Дивизия, в которой служил Лешка Карасев, целые сутки моталась по переполненным дорогам, теряя при бомбежках танки. Сначала шли на север, потом на каком-то лесном перекрестке повернули под острым утлом почти назад. Лешка и не старался понять, куда они едут. Ясно, что в бой, бить морду фашистам. Это было лучше, чем осточертевшие будни, бесконечные учения. Теперь можно заслужить орден, как у Варюхина, или, по крайней мере, медаль. Лешка уже представлял себе, как заявится он после войны на вечерку в Дубках. В форме, при награде, с гармошкой – вот уж, газанет так газанет в полную силу!

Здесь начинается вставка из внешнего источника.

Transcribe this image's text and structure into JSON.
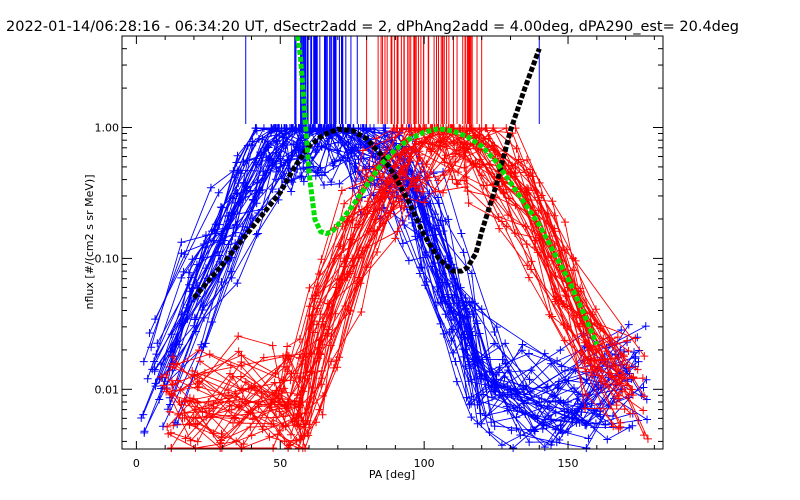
{
  "chart_data": {
    "type": "line",
    "title": "2022-01-14/06:28:16 - 06:34:20 UT, dSectr2add = 2, dPhAng2add = 4.00deg, dPA290_est=  20.4deg",
    "xlabel": "PA [deg]",
    "ylabel": "nflux [#/(cm2 s sr MeV)]",
    "xlim": [
      -5,
      183
    ],
    "ylim": [
      0.0035,
      5.0
    ],
    "yscale": "log",
    "grid": false,
    "x_ticks": [
      0,
      50,
      100,
      150
    ],
    "x_tick_labels": [
      "0",
      "50",
      "100",
      "150"
    ],
    "y_ticks": [
      0.01,
      0.1,
      1.0
    ],
    "y_tick_labels": [
      "0.01",
      "0.10",
      "1.00"
    ],
    "colors": {
      "blue_series": "#0000ff",
      "red_series": "#ff0000",
      "fit_black": "#000000",
      "fit_green": "#00e000"
    },
    "series": [
      {
        "color": "blue",
        "style": "thin lines with plus markers (many sweeps)",
        "x": [
          8,
          20,
          30,
          38,
          45,
          52,
          55,
          60,
          65,
          70,
          75,
          82,
          90,
          97,
          103,
          110,
          115,
          120,
          130,
          140,
          150,
          160,
          172
        ],
        "y": [
          0.012,
          0.05,
          0.15,
          0.35,
          0.7,
          0.9,
          0.95,
          0.95,
          0.95,
          0.95,
          0.9,
          0.7,
          0.45,
          0.3,
          0.15,
          0.05,
          0.03,
          0.012,
          0.01,
          0.008,
          0.008,
          0.01,
          0.012
        ]
      },
      {
        "color": "red",
        "style": "thin lines with plus markers (many sweeps)",
        "x": [
          15,
          25,
          38,
          50,
          55,
          60,
          65,
          75,
          85,
          95,
          102,
          108,
          115,
          120,
          130,
          140,
          150,
          160,
          172
        ],
        "y": [
          0.008,
          0.008,
          0.008,
          0.008,
          0.008,
          0.008,
          0.03,
          0.1,
          0.3,
          0.6,
          0.85,
          0.95,
          0.9,
          0.75,
          0.45,
          0.2,
          0.06,
          0.02,
          0.01
        ]
      },
      {
        "color": "black",
        "style": "thick dashed fit",
        "x": [
          20,
          30,
          40,
          50,
          55,
          60,
          65,
          70,
          75,
          80,
          85,
          90,
          95,
          100,
          105,
          110,
          113,
          115,
          118,
          120,
          125,
          130,
          135,
          140
        ],
        "y": [
          0.05,
          0.09,
          0.17,
          0.32,
          0.5,
          0.72,
          0.88,
          0.97,
          0.95,
          0.82,
          0.62,
          0.42,
          0.26,
          0.15,
          0.1,
          0.08,
          0.08,
          0.085,
          0.11,
          0.16,
          0.36,
          0.95,
          2.0,
          4.0
        ]
      },
      {
        "color": "green",
        "style": "thick dashed fit",
        "x": [
          56,
          57,
          58,
          59,
          60,
          61,
          62,
          64,
          66,
          68,
          70,
          75,
          80,
          85,
          90,
          95,
          100,
          105,
          110,
          115,
          120,
          125,
          130,
          140,
          150,
          155,
          160
        ],
        "y": [
          6.0,
          3.5,
          1.8,
          0.9,
          0.45,
          0.3,
          0.2,
          0.16,
          0.155,
          0.16,
          0.18,
          0.25,
          0.36,
          0.52,
          0.68,
          0.82,
          0.92,
          0.98,
          0.94,
          0.85,
          0.72,
          0.55,
          0.38,
          0.18,
          0.07,
          0.04,
          0.022
        ]
      }
    ],
    "rug_marks": [
      {
        "color": "blue",
        "x_range": [
          55,
          77
        ],
        "note": "vertical tick marks along top"
      },
      {
        "color": "red",
        "x_range": [
          85,
          120
        ],
        "note": "vertical tick marks along top"
      }
    ]
  }
}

Из прежнего экипажа в их танке остался только он и младший лейтенант Варюхин. Когда Карасев получил права водителя, сержанта Яценко перевели в роту технического обеспечения. Там он, в ожидании демобилизации, обучал молодежь водить тракторы «Ворошиловцы».

Лешка относился к своей машине с ревнивой любовью, чутко прислушивался к работе двигателя и ругал тех начальников, которые заставляют без толку таскаться по дорогам, расходовать зря моторесурсы.

Утром их дивизия, пройдя обширный лесной массив, вышла на равнину западнее города Яворова. Красноармейцы, которых встречали на дороге, давали самые разноречивые сведения. Одни говорили, что немцев задержали у границы и впереди прочная оборона, другие – что немцы прорвались и вот-вот будут здесь, потому что перед ними наших частей нет, и что вообще все отходят на старую госграницу, так как тут фашистов не остановить. Нет укреплений, а в тылу полно бандеровцев и диверсантов.

Босой бородатый дядько в распоясанной рубахе, ехавший охлюпкой на молодом жеребчике, сказал, бешено вращая черными глазами, что «немцев дуже богато», что они въехали на рассвете в их село на машинах; он, председатель, едва успел ускакать и теперь «тикае до Киеву», где учится его сын.